When you get rejected as much as I do, an acceptance of any kind is a truly momentous occasion. In early August I was informed that my story would be published in November, and I figured I wouldn’t have any e-mail interaction with this person until November, maybe late October.

An initial surprise: Mere days after receiving my acceptance letter, I received a follow-up letter from Bosque’s editor informing me I had been chosen as the literary journal’s pick for Fiction Discovery of the Year!

I had to read that e-mail twice, believe me. I didn’t believe it at first. What a lovely surprise this was!

A second surprise? The editor reached out a week later about copyedits. I figured whatever changes she wanted would take me an hour, maybe two. If I was lucky, maybe just thirty minutes.

You know what the editor wanted changed? One word. She questioned one word in the entire story. I agreed with her that the word was unnecessary, so I cut it from the manuscript, and then sent the story back.

That was it. I was done. After spending an entire year with a literary agent who made me revise my book ten arduous times, to be asked to change a single word of my manuscript was definitely a lovely surprise, one I did not expect.

A third surprise? Yes, there was a third one! In mid-September I received another e-mail from the editor telling me I would be paid for my story because of being designated as the Fiction Discovery of the Year. It wasn’t a lot of money, but it was a lovely gesture, and I was thrilled to receive a check in the mail a few weeks later, wow!


Were there any more surprises? Yep, the best one of all was this very week!

It’s one of the great surprises you can have as a writer — when the literary journal actually shows up in your mailbox.

It’s happened to me five or six times before in the last few years. And every single time it arrives not expected but as a total surprise because you always forget it’s coming.

I hadn’t thought of Bosque and “Walter” for a month or so. It wasn’t on my radar. I just returned home for a trip and checked my mail to find a package from Bosque, and I gasped! Here it was, hooray!

And oh my God, what a beauty this journal is. I say that every time I see my work in print (well, almost always), but after a decade of writing fiction and getting some of my work published, this is by far the most gorgeous literary journal yet. Here are some pictures below…

This was such a fantastic way to end my first decade of writing fiction. Such a perfect motivation to keep me going strong for many more decades to come.


Although I think of myself as a novel writer, not a short story writer, the success I had with “Walter” inspired me to return to the short form.

Starting in 2017 I promised myself to write at least one new short story a year, and I’ve stuck to that. I wrote a story in 2017 called “39 Pies” that has gone through twelve drafts and has been rejected at least forty times.
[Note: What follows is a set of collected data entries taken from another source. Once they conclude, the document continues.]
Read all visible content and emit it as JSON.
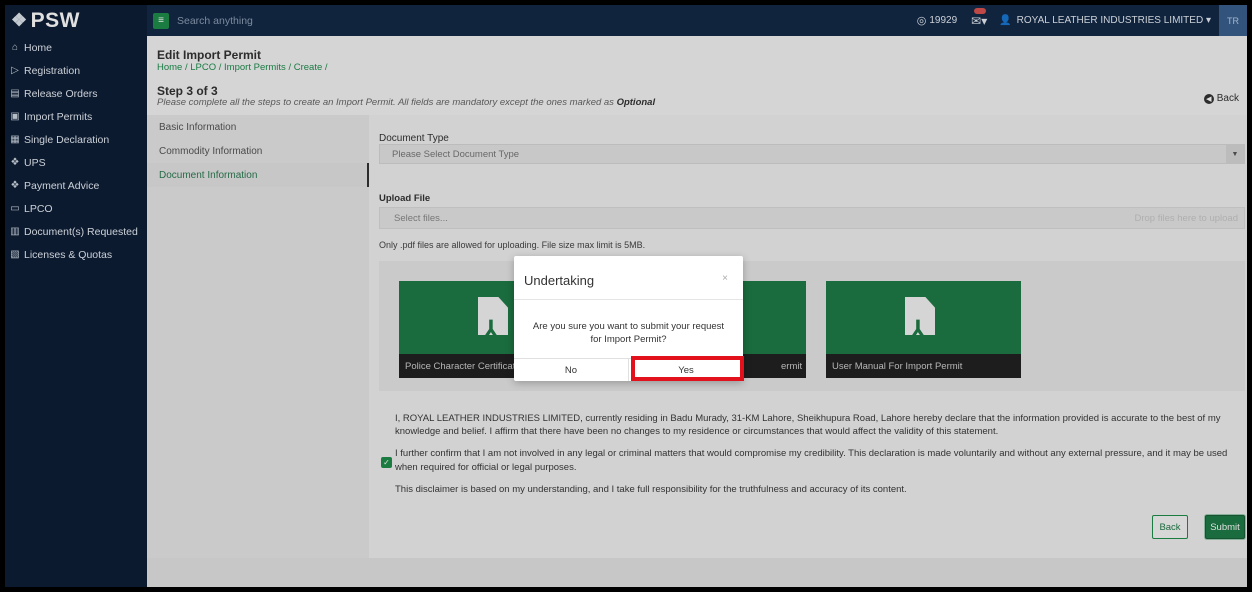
{
  "app": {
    "brand": "PSW"
  },
  "sidebar": {
    "items": [
      {
        "label": "Home",
        "icon": "home-icon"
      },
      {
        "label": "Registration",
        "icon": "registration-icon"
      },
      {
        "label": "Release Orders",
        "icon": "document-icon"
      },
      {
        "label": "Import Permits",
        "icon": "import-icon"
      },
      {
        "label": "Single Declaration",
        "icon": "declaration-icon"
      },
      {
        "label": "UPS",
        "icon": "ups-icon"
      },
      {
        "label": "Payment Advice",
        "icon": "payment-icon"
      },
      {
        "label": "LPCO",
        "icon": "lpco-icon"
      },
      {
        "label": "Document(s) Requested",
        "icon": "documents-icon"
      },
      {
        "label": "Licenses & Quotas",
        "icon": "licenses-icon"
      }
    ]
  },
  "topbar": {
    "search_placeholder": "Search anything",
    "credit": "19929",
    "user": "ROYAL LEATHER INDUSTRIES LIMITED",
    "lang": "TR"
  },
  "header": {
    "title": "Edit Import Permit",
    "breadcrumb": "Home / LPCO / Import Permits / Create /",
    "step": "Step 3 of 3",
    "note": "Please complete all the steps to create an Import Permit. All fields are mandatory except the ones marked as",
    "note_em": "Optional",
    "back": "Back"
  },
  "steps": [
    {
      "label": "Basic Information"
    },
    {
      "label": "Commodity Information"
    },
    {
      "label": "Document Information"
    }
  ],
  "form": {
    "doc_type_label": "Document Type",
    "doc_type_placeholder": "Please Select Document Type",
    "upload_label": "Upload File",
    "select_files": "Select files...",
    "drop_hint": "Drop files here to upload",
    "upload_note": "Only .pdf files are allowed for uploading. File size max limit is 5MB.",
    "cards": [
      {
        "caption": "Police Character Certificate F"
      },
      {
        "caption": "ermit"
      },
      {
        "caption": "User Manual For Import Permit"
      }
    ],
    "declaration": [
      "I, ROYAL LEATHER INDUSTRIES LIMITED, currently residing in Badu Murady, 31-KM Lahore, Sheikhupura Road, Lahore hereby declare that the information provided is accurate to the best of my knowledge and belief. I affirm that there have been no changes to my residence or circumstances that would affect the validity of this statement.",
      "I further confirm that I am not involved in any legal or criminal matters that would compromise my credibility. This declaration is made voluntarily and without any external pressure, and it may be used when required for official or legal purposes.",
      "This disclaimer is based on my understanding, and I take full responsibility for the truthfulness and accuracy of its content."
    ],
    "back_button": "Back",
    "submit_button": "Submit"
  },
  "modal": {
    "title": "Undertaking",
    "close": "×",
    "message": "Are you sure you want to submit your request for Import Permit?",
    "no": "No",
    "yes": "Yes",
    "highlight_color": "#e3111b"
  },
  "colors": {
    "accent": "#1e7a46",
    "sidebar": "#0e1e36",
    "topbar": "#132a47"
  }
}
In 2018 I wrote a long magical realism story called “Gretel” that has been getting extremely kind rejection notices, which is promising. That one’s gone through about ten drafts and I’m confident it will find a home one of these days.
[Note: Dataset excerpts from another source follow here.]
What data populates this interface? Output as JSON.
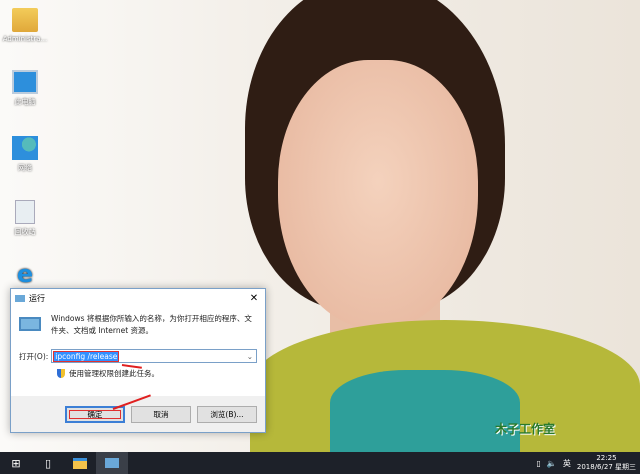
{
  "desktop": {
    "icons": [
      {
        "label": "Administra..."
      },
      {
        "label": "此电脑"
      },
      {
        "label": "网络"
      },
      {
        "label": "回收站"
      }
    ],
    "watermark": "木子工作室"
  },
  "run_dialog": {
    "title": "运行",
    "close": "✕",
    "description": "Windows 将根据你所输入的名称，为你打开相应的程序、文件夹、文档或 Internet 资源。",
    "open_label": "打开(O):",
    "command": "ipconfig /release",
    "admin_note": "使用管理权限创建此任务。",
    "ok": "确定",
    "cancel": "取消",
    "browse": "浏览(B)..."
  },
  "taskbar": {
    "tray_lang": "英",
    "time": "22:25",
    "date": "2018/6/27 星期三"
  },
  "colors": {
    "accent": "#3390ff",
    "annotation": "#e02020",
    "taskbar": "#1d2129"
  }
}
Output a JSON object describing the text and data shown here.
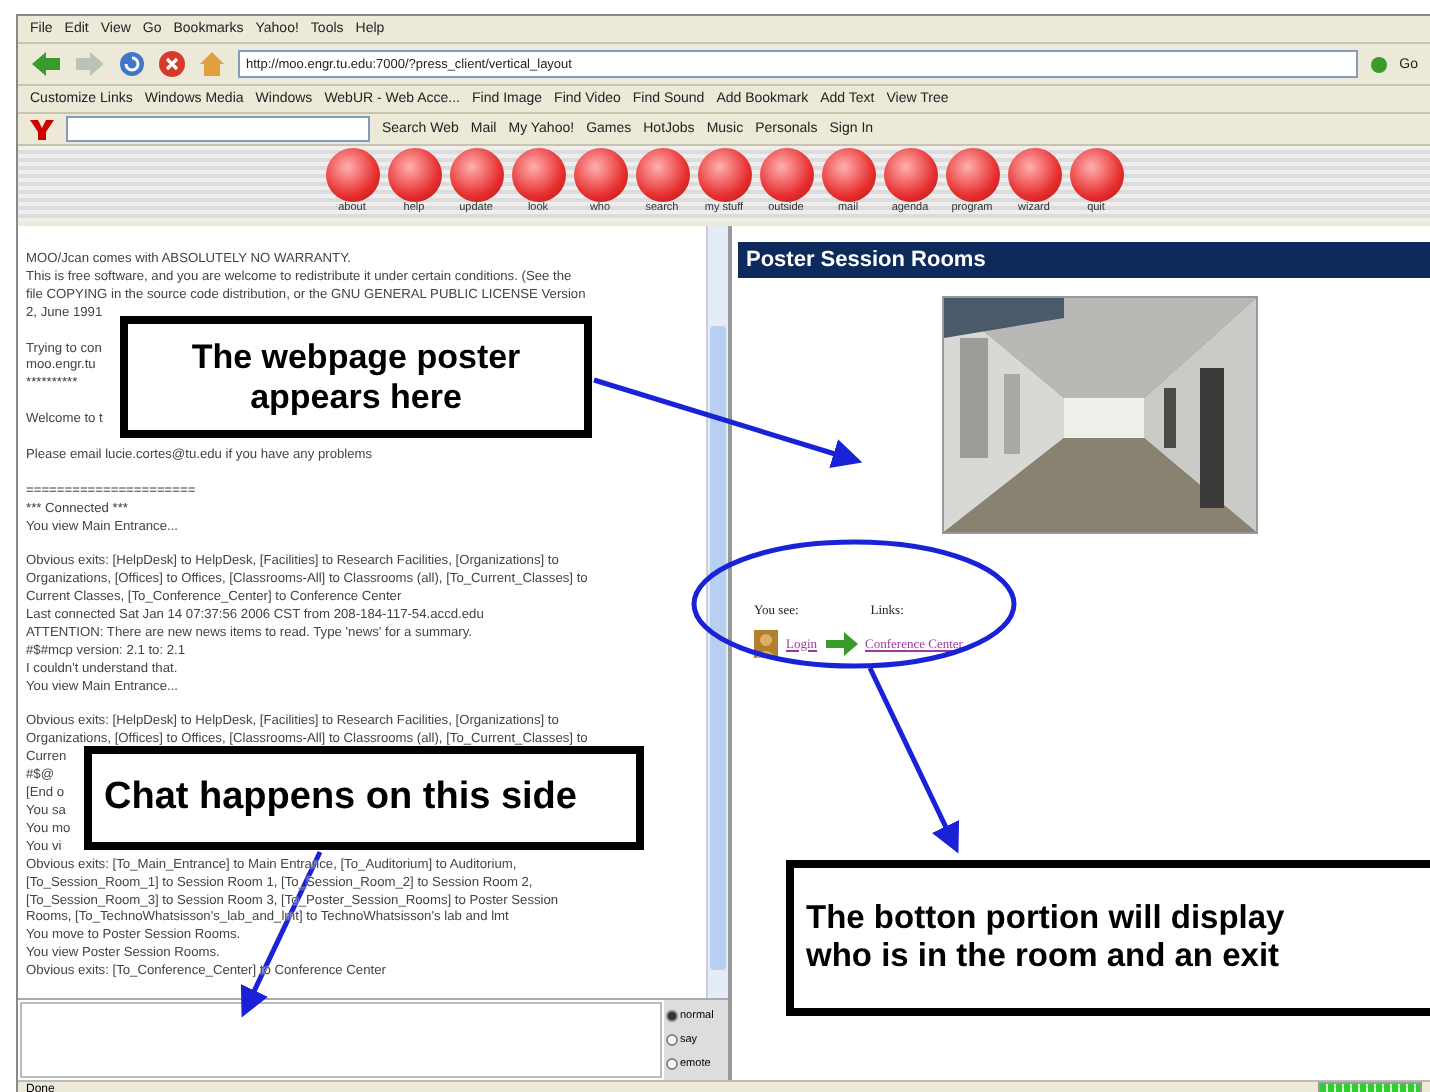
{
  "menu": [
    "File",
    "Edit",
    "View",
    "Go",
    "Bookmarks",
    "Yahoo!",
    "Tools",
    "Help"
  ],
  "address_bar": {
    "url": "http://moo.engr.tu.edu:7000/?press_client/vertical_layout",
    "go_label": "Go"
  },
  "bookmarks": [
    "Customize Links",
    "Windows Media",
    "Windows",
    "WebUR - Web Acce...",
    "Find Image",
    "Find Video",
    "Find Sound",
    "Add Bookmark",
    "Add Text",
    "View Tree"
  ],
  "yahoo_toolbar": [
    "Search Web",
    "Mail",
    "My Yahoo!",
    "Games",
    "HotJobs",
    "Music",
    "Personals",
    "Sign In"
  ],
  "command_buttons": [
    "about",
    "help",
    "update",
    "look",
    "who",
    "search",
    "my stuff",
    "outside",
    "mail",
    "agenda",
    "program",
    "wizard",
    "quit"
  ],
  "chat": {
    "lines": [
      {
        "text": "MOO/Jcan comes with ABSOLUTELY NO WARRANTY."
      },
      {
        "text": "This is free software, and you are welcome to redistribute it under certain conditions. (See the"
      },
      {
        "text": "file COPYING in the source code distribution, or the GNU GENERAL PUBLIC LICENSE Version"
      },
      {
        "text": "2, June 1991"
      },
      {
        "text": "Trying to con",
        "break_before": true
      },
      {
        "text": "moo.engr.tu"
      },
      {
        "text": "**********"
      },
      {
        "text": "Welcome to t",
        "break_before": true
      },
      {
        "text": "Please email lucie.cortes@tu.edu if you have any problems",
        "break_before": true
      },
      {
        "text": "======================",
        "break_before": true
      },
      {
        "text": "*** Connected ***"
      },
      {
        "text": "You view Main Entrance..."
      },
      {
        "text": "Obvious exits: [HelpDesk] to HelpDesk, [Facilities] to Research Facilities, [Organizations] to",
        "break_before": true
      },
      {
        "text": "Organizations, [Offices] to Offices, [Classrooms-All] to Classrooms (all), [To_Current_Classes] to"
      },
      {
        "text": "Current Classes, [To_Conference_Center] to Conference Center"
      },
      {
        "text": "Last connected Sat Jan 14 07:37:56 2006 CST from 208-184-117-54.accd.edu"
      },
      {
        "text": "ATTENTION:  There are new news items to read.  Type 'news' for a summary."
      },
      {
        "text": "#$#mcp version: 2.1 to: 2.1"
      },
      {
        "text": "I couldn't understand that."
      },
      {
        "text": "You view Main Entrance..."
      },
      {
        "text": "Obvious exits: [HelpDesk] to HelpDesk, [Facilities] to Research Facilities, [Organizations] to",
        "break_before": true
      },
      {
        "text": "Organizations, [Offices] to Offices, [Classrooms-All] to Classrooms (all), [To_Current_Classes] to"
      },
      {
        "text": "Curren"
      },
      {
        "text": "#$@"
      },
      {
        "text": "[End o"
      },
      {
        "text": "You sa"
      },
      {
        "text": "You mo"
      },
      {
        "text": "You vi"
      },
      {
        "text": "Obvious exits: [To_Main_Entrance] to Main Entrance, [To_Auditorium] to Auditorium,"
      },
      {
        "text": "[To_Session_Room_1] to Session Room 1, [To_Session_Room_2] to Session Room 2,"
      },
      {
        "text": "[To_Session_Room_3] to Session Room 3, [To_Poster_Session_Rooms] to Poster Session"
      },
      {
        "text": "Rooms, [To_TechnoWhatsisson's_lab_and_lmt] to TechnoWhatsisson's lab and lmt"
      },
      {
        "text": "You move to Poster Session Rooms."
      },
      {
        "text": "You view Poster Session Rooms."
      },
      {
        "text": "Obvious exits: [To_Conference_Center] to Conference Center"
      }
    ],
    "modes": [
      {
        "label": "normal",
        "selected": true
      },
      {
        "label": "say",
        "selected": false
      },
      {
        "label": "emote",
        "selected": false
      }
    ]
  },
  "room": {
    "title": "Poster Session Rooms",
    "you_see_label": "You see:",
    "links_label": "Links:",
    "people": [
      "Login"
    ],
    "exits": [
      "Conference Center"
    ]
  },
  "status_bar": {
    "text": "Done",
    "progress": {
      "level": 1
    }
  },
  "annotations": [
    "The webpage poster appears here",
    "Chat happens on this side",
    "The botton portion will display who is in the room and an exit"
  ]
}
Since ‘Walter’ was accepted so quickly, I decided to write a second short story in 2019, and so recently I completed my last new work of fiction of the decade, a story called “F” that’s written in the second person. I just started sending it out, and so far, only rejections. But hey, who knows what might come of this one in the new year?
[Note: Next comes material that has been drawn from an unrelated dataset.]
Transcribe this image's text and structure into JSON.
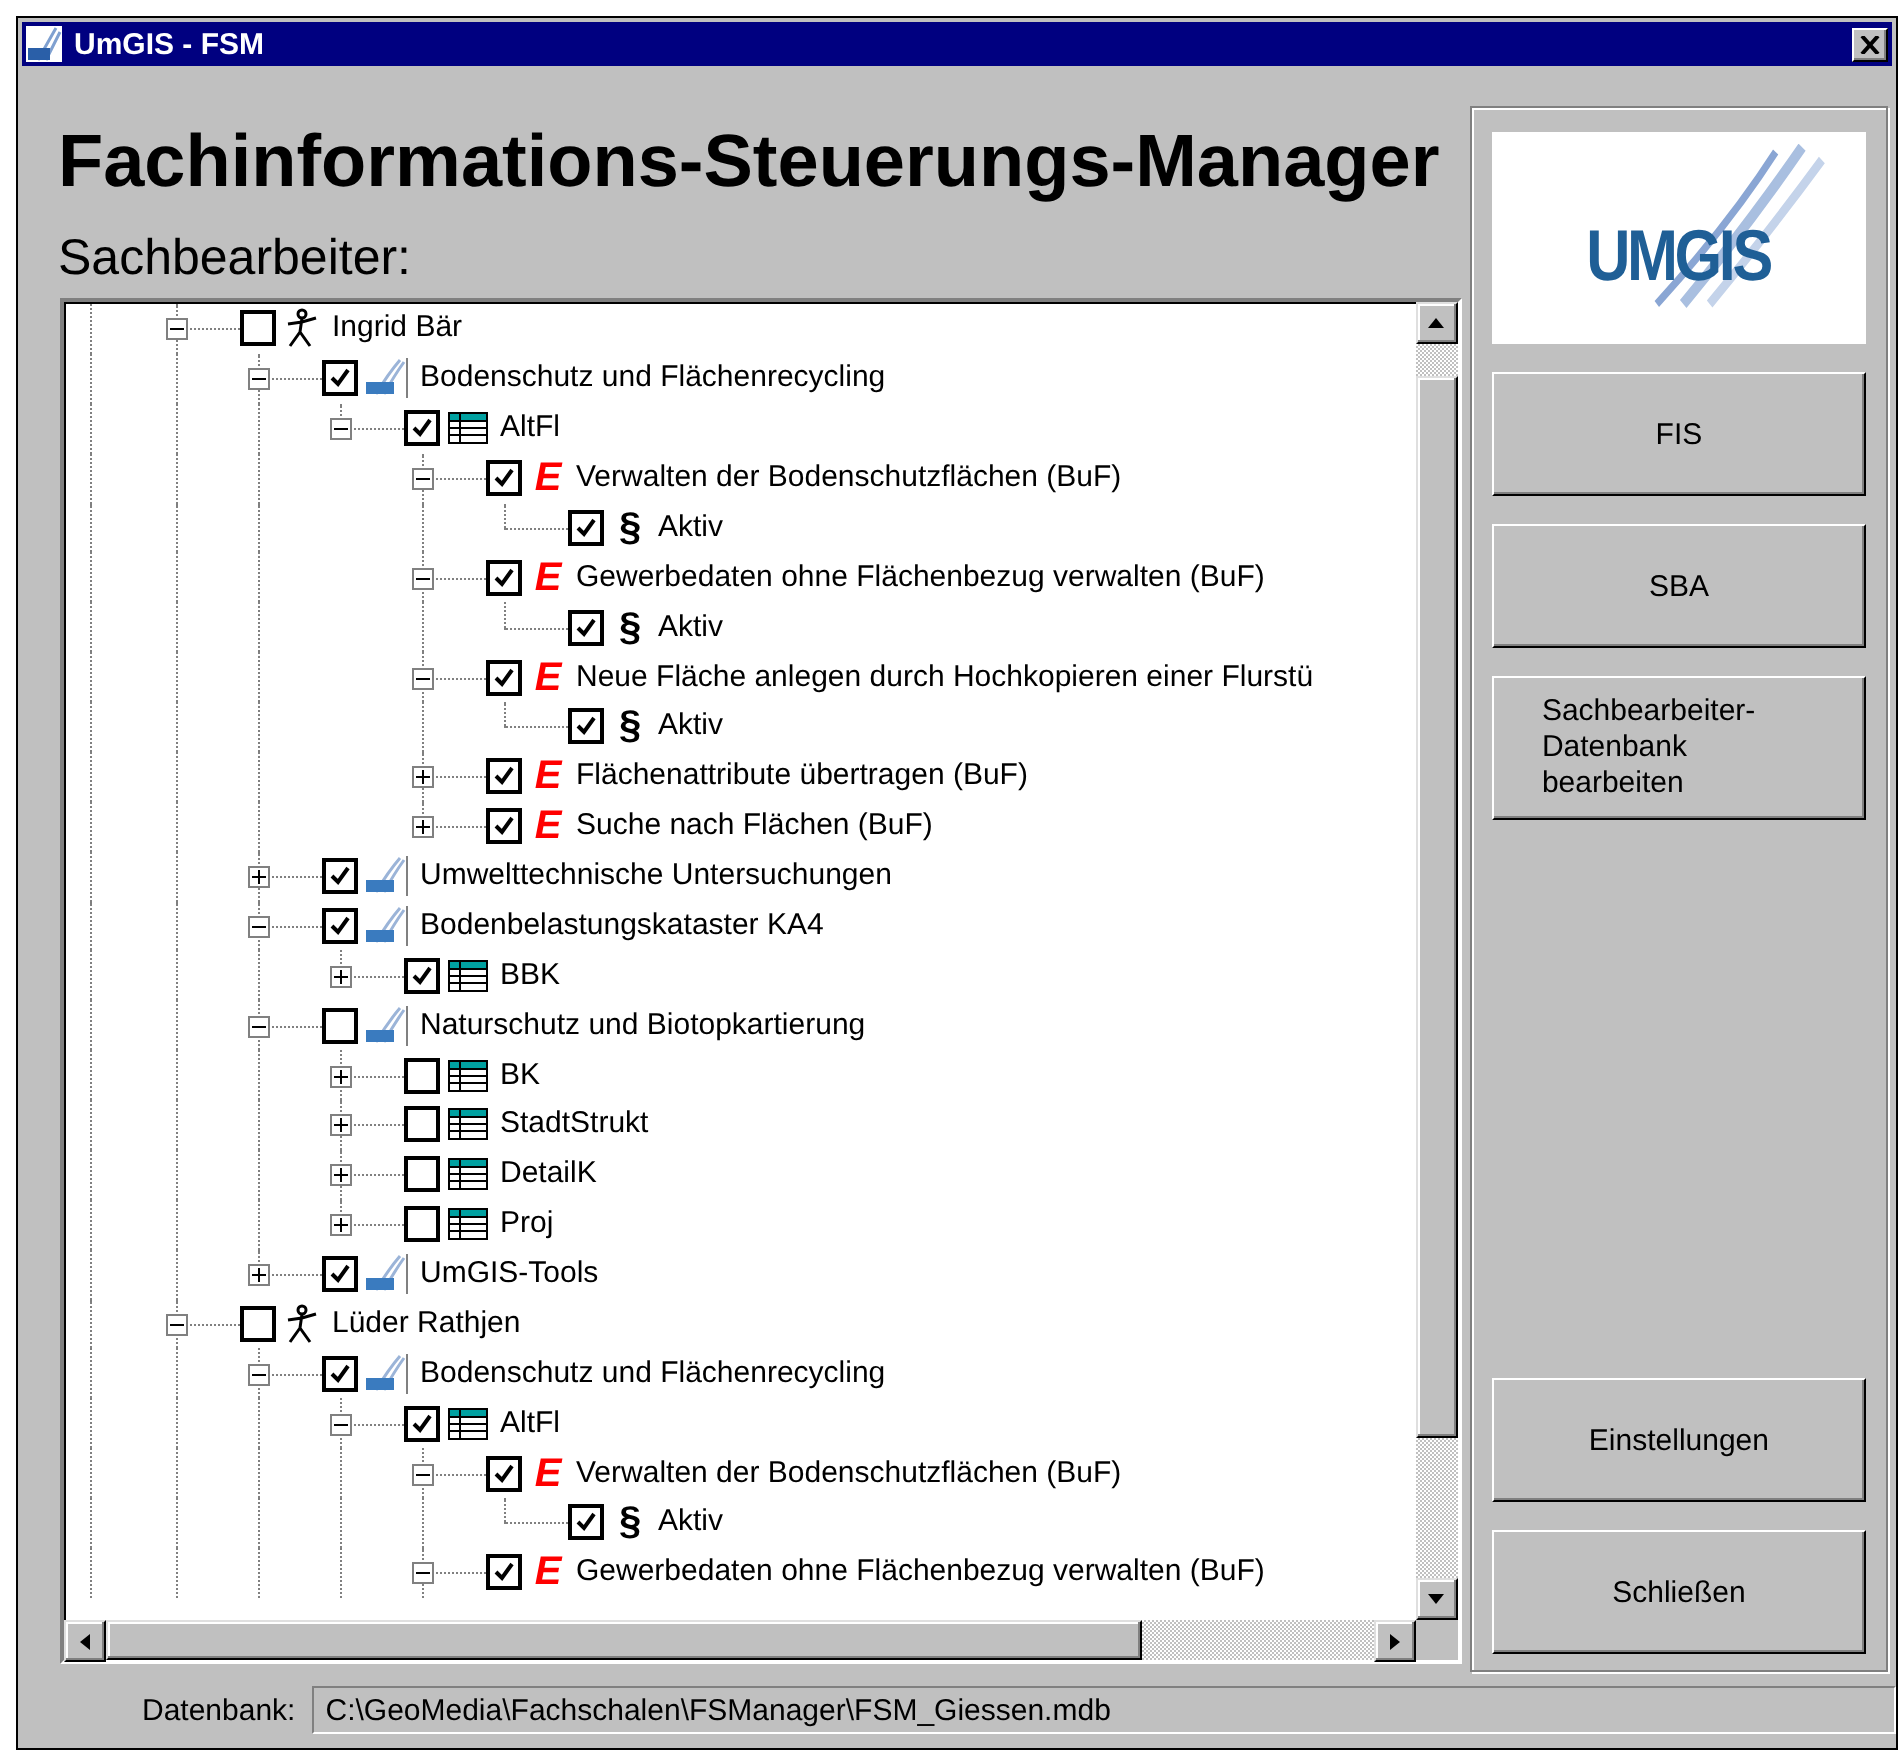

Because of the success of “Walter” I have decided to aim for two new short stories a year. And to take risks every single time. I write middle grade and young adult novels, so it’s been fun to write adult fiction in my short stories. To write the kind of story I would probably never attempt at novel length.

To keep growing as an artist by thinking outside the box and coming up with something no one would ever expect of me.

So if you’re interested in writing short stories, now is a better time than ever to take a risk in more ways than one! Let my journey serve as an example of what can happen when you persevere, when you try and try no matter how much you fail, no matter how many rejections roll in year after year.

If you stick with something long enough, and if you give it your all every time, it’s absolutely true: you will get better, and you’ll eventually start to hear that lovely word yes even if you’re used to that ugly word no.